Step 5: If available, enable WPA2 encryption. If WPA2 is not available, enable WPA encryption. If neither is available and only WEP is available, search your router's manual or website for information on updating your router's firmware. An update for your router may include support for WPA or WPA2 encryption. If no update is available to your current router, you may consider buying a new router as yours is likely very outdated. WPA2 encryption is ideal as it is much more secure than WPA and especially WEP.
Step 6: Setup a Pre-Shared Key or PSK or Network Key. Whatever your router calls it, this is the "password" to your network. This is not to be confused with the password that we changed in step 2 for your router. Your Pre-Shared Key that you setup should be impossible to guess, and should include uppercase and lowercase letters, numbers, and special characters. It is very important to include all of these to make it almost impossible to crack, but don't make it so long that it takes you 5 minutes to enter it into every device. If it is difficult to remember, you can always look it up whenever you need by logging into your router's settings again.

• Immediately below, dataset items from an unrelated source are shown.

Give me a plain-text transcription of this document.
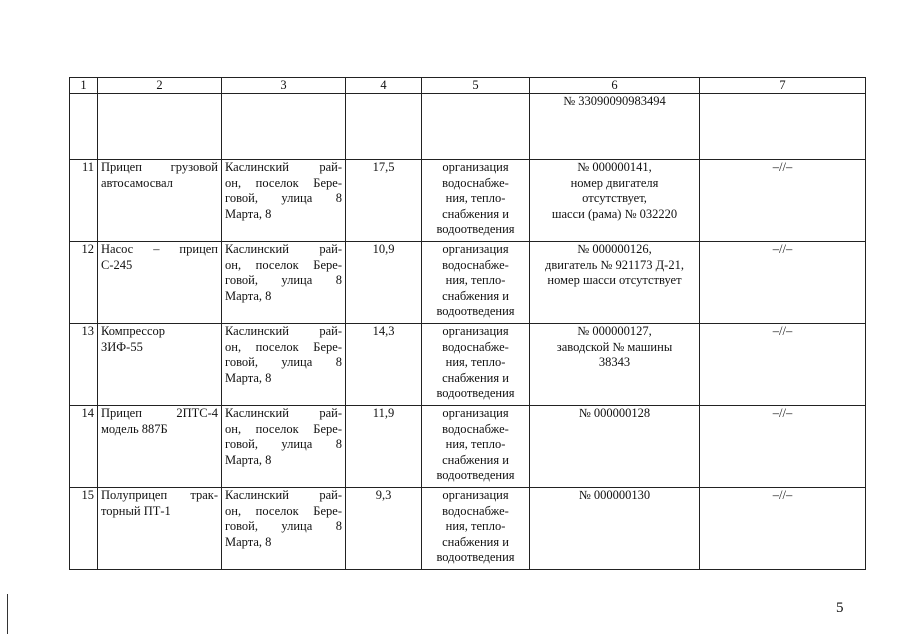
1	2	3	4	5	6	7
					№ 33090090983494	
11	Прицеп грузовой
автосамосвал	Каслинский рай-
он, поселок Бере-
говой, улица 8
Марта, 8	17,5	организация
водоснабже-
ния, тепло-
снабжения и
водоотведения	№ 000000141,
номер двигателя
отсутствует,
шасси (рама) № 032220	–//–
12	Насос – прицеп
С-245	Каслинский рай-
он, поселок Бере-
говой, улица 8
Марта, 8	10,9	организация
водоснабже-
ния, тепло-
снабжения и
водоотведения	№ 000000126,
двигатель № 921173 Д-21,
номер шасси отсутствует	–//–
13	Компрессор
ЗИФ-55	Каслинский рай-
он, поселок Бере-
говой, улица 8
Марта, 8	14,3	организация
водоснабже-
ния, тепло-
снабжения и
водоотведения	№ 000000127,
заводской № машины
38343	–//–
14	Прицеп 2ПТС-4
модель 887Б	Каслинский рай-
он, поселок Бере-
говой, улица 8
Марта, 8	11,9	организация
водоснабже-
ния, тепло-
снабжения и
водоотведения	№ 000000128	–//–
15	Полуприцеп трак-
торный ПТ-1	Каслинский рай-
он, поселок Бере-
говой, улица 8
Марта, 8	9,3	организация
водоснабже-
ния, тепло-
снабжения и
водоотведения	№ 000000130	–//–
5
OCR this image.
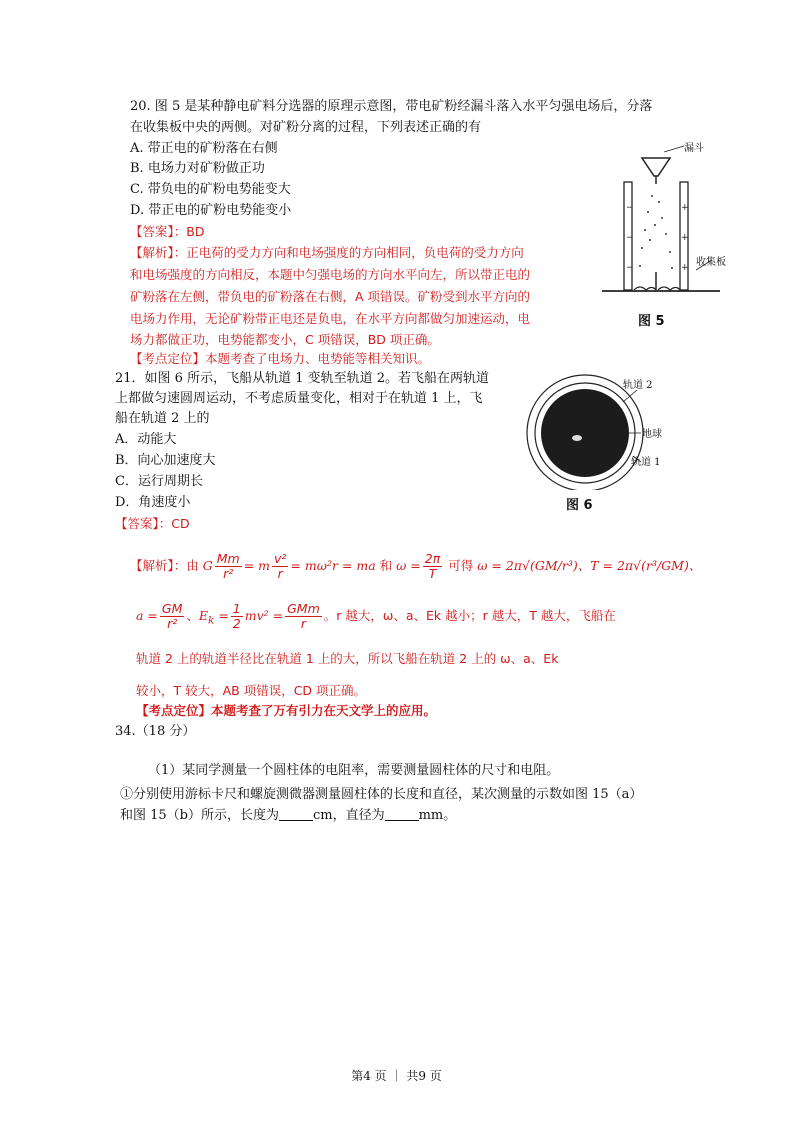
20. 图 5 是某种静电矿料分选器的原理示意图，带电矿粉经漏斗落入水平匀强电场后，分落
在收集板中央的两侧。对矿粉分离的过程，下列表述正确的有
A. 带正电的矿粉落在右侧
B. 电场力对矿粉做正功
C. 带负电的矿粉电势能变大
D. 带正电的矿粉电势能变小
【答案】：BD
【解析】：正电荷的受力方向和电场强度的方向相同，负电荷的受力方向
和电场强度的方向相反，本题中匀强电场的方向水平向左，所以带正电的
矿粉落在左侧，带负电的矿粉落在右侧，A 项错误。矿粉受到水平方向的
电场力作用，无论矿粉带正电还是负电，在水平方向都做匀加速运动，电
场力都做正功，电势能都变小，C 项错误，BD 项正确。
【考点定位】本题考查了电场力、电势能等相关知识。
−
−
−
+
+
+
漏斗
收集板
图 5
21．如图 6 所示，飞船从轨道 1 变轨至轨道 2。若飞船在两轨道
上都做匀速圆周运动，不考虑质量变化，相对于在轨道 1 上，飞
船在轨道 2 上的
A．动能大
B．向心加速度大
C．运行周期长
D．角速度小
【答案】：CD
轨道 2
地球
轨道 1
图 6
【解析】：由 G $\frac{Mm}{\text{r²}} = m \frac{\text{v²}}{r} = m\omega^2r$ = ma 和 $\omega = \frac{2\pi}{T}$ 可得 ω = 2π√(GM/r³)、T = 2π√(r³/GM)、
$a = \frac{GM}{\text{r²}}$ 、$E_k = \frac{1}{2} mv^2 = \frac{\text{GMm}}{r}$ 。r 越大，ω、a、Ek 越小；r 越大，T 越大，飞船在
轨道 2 上的轨道半径比在轨道 1 上的大，所以飞船在轨道 2 上的 ω、a、Ek
较小，T 较大，AB 项错误，CD 项正确。
【考点定位】本题考查了万有引力在天文学上的应用。
34.（18 分）
（1）某同学测量一个圆柱体的电阻率，需要测量圆柱体的尺寸和电阻。
①分别使用游标卡尺和螺旋测微器测量圆柱体的长度和直径，某次测量的示数如图 15（a）
和图 15（b）所示，长度为	cm，直径为	mm。
第4 页 ｜ 共9 页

Step 7: Enable MAC Address Filtering or MAC Address Authentication. This step is optional, and should only be performed if you do not have visitors that use your Wi-Fi, or if the devices that use your Wi-Fi are consistently the same devices. A MAC Address is basically an ID that every internet or network enabled device has that looks something like this: 00: 20: e0: 00: 41: 00. Every device ever created has a unique MAC address so that they can be properly identified on a network as an individual. Using MAC Address Filtering or Authentication only allows the specific devices that you select to connect to your wireless network. Any outside devices will not be able to connect because their MAC Address will not be in the list you create of allowable devices. To add your Wi-Fi enabled devices to access list, you first need to obtain the MAC Address of each device. For computers and laptops, you can simply go to Start> Run and type 'CMD' without quotation marks. This will bring up a Command Prompt window. Then type in 'ipconfig / all' without quotation marks, and press enter. Something saying "Physical Address" should be listed somewhere near the top. Next to it you will see your computer's MAC Address. It may be listed with hyphens in between every 2 characters instead of colons like in the example above. This is okay, just make sure when you enter the MAC Address into the access list that you do it in the format required by your router, so you may need to change all hyphens into colons. Do this for all computers connecting your wireless network. For devices such as iPods, iPads, cell phones, etc., you will have to search for your device information most likely in the Setup menu (or it may be somewhere else depending on the device). Here, if it is a Wi-Fi enabled device, you will find the MAC Address. Do this for all non-computer devices that connect to your wireless network and add them each to your access list. Don't forget, every time you purchase a new device or someone visits and wants to use your Wi-Fi, you will have to perform this step.
It is important to perform all steps to properly secure your wireless network, except for the optional step # 7. There are other security measures that can be implemented, however the above steps are the most important, and most necessary to prevent unauthorized access to your wireless network. If you completed all of the steps listed in this tutorial, you can feel confident that your wireless network is now virtually impenetrable.